Depuis 2019-2020, le discours sur l’huile de palme tend à changer. D’un point de vue environnemental, la production d’huile de palme est un moindre mal. Pourquoi ? Car elle offre un très bon rendement en comparaison des autres huiles végétales.
Par ailleurs, la dernière publicité audiovisuelle du groupe Ferrero pour leur Nutella a piqué ma curiosité. En effet, la publicité indique que l’huile de palme utilisée dans leur célèbre pâte à tartiner est durable, d’après les critères du WWF. Alors je suis allée vérifier, sur le site du WWF, la véracité des arguments avancés.
Pour rappel, le WWF (World Wide Fund for Nature) est une ONG de protection de l’environnement et de la biodiversité. Les actions du WWF s’inscrivent dans la même démarche que Green Peace.
Alors retour sur une controverse qui dure depuis plus de dix ans.
L’huile de palme durable du classement du WWF
Face à une demande mondiale croissante d’huile de palme, le WWF a décidé d’agir. En effet, la production est passée de 59 millions de tonnes en 2015 à 76 millions de tonnes en 2019. Le WWF prévoit une production entre 264 et 447 millions de tonnes à l’horizon 2050, avec l’augmentation de la demande en agro-carburant. Actuellement l’huile de palme est principalement utilisée dans le domaine agro-alimentaire et celui des cosmétiques.
En 2001, le WWF a travaillé à réunir les producteurs d’huile de palme, les sociétés de l’agro-alimentaire et les distributeurs, des banques et des investisseurs, ainsi que des ONG, autour d’une table ronde. En 2003 a eu lieu la première table ronde à Kuala Lumpur en Indonésie et elle mobilisa 200 participants de 16 pays. En 2011, toujours à l’initiative du WWF, la marque RSPO* est déposée et la première plantation d’huile de palme durable est certifiée au Brésil.
*RSPO pour Roundtable on Sustainable Palm Oil (pour une traduction française : Table ronde pour une huile de palme durable).

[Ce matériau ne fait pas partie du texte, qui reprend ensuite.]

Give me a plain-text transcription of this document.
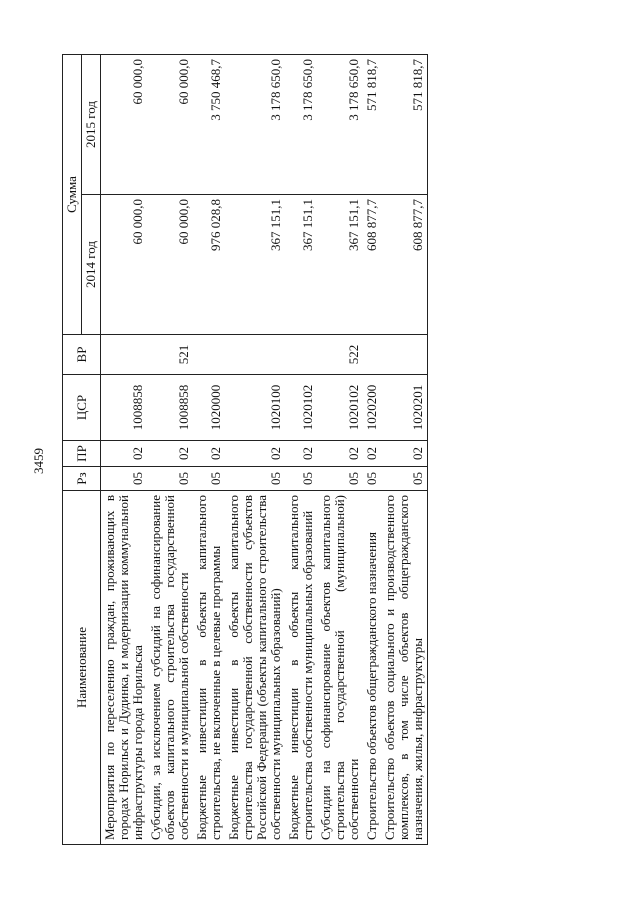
3459
Наименование	Рз	ПР	ЦСР	ВР	Сумма	
					2014 год	2015 год
Мероприятия по переселению граждан, проживающих в городах Норильск и Дудинка, и модернизации коммунальной инфраструктуры города Норильска	05	02	1008858		60 000,0	60 000,0
Субсидии, за исключением субсидий на софинансирование объектов капитального строительства государственной собственности и муниципальной собственности	05	02	1008858	521	60 000,0	60 000,0
Бюджетные инвестиции в объекты капитального строительства, не включенные в целевые программы	05	02	1020000		976 028,8	3 750 468,7
Бюджетные инвестиции в объекты капитального строительства государственной собственности субъектов Российской Федерации (объекты капитального строительства собственности муниципальных образований)	05	02	1020100		367 151,1	3 178 650,0
Бюджетные инвестиции в объекты капитального строительства собственности муниципальных образований	05	02	1020102		367 151,1	3 178 650,0
Субсидии на софинансирование объектов капитального строительства государственной (муниципальной) собственности	05	02	1020102	522	367 151,1	3 178 650,0
Строительство объектов общегражданского назначения	05	02	1020200		608 877,7	571 818,7
Строительство объектов социального и производственного комплексов, в том числе объектов общегражданского назначения, жилья, инфраструктуры	05	02	1020201		608 877,7	571 818,7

Extrait disponible sur le site officiel du WWF : « Afin de permettre une production responsable d’huile de palme, le WWF s’efforce d’agir à tous les niveaux de la filière. Pour transformer les marchés, le WWF soutient la certification RSPO (table ronde sur l’huile de palme durable) et travaille avec les entreprises (distributeurs, industries agro-alimentaires, fabricants d’alimentation du bétail…) qui achètent de l’huile de palme pour les inciter à s’engager en faveur de l’utilisation d’huile de palme respectant un minimum de garanties environnementales et les encourager à soutenir des projets de terrain visant à faire certifier des producteurs d’huile de palme (par exemple les petits producteurs de Bornéo). Le secteur financier doit aussi intégrer comme prérequis à ses financements des garanties environnementales strictes. »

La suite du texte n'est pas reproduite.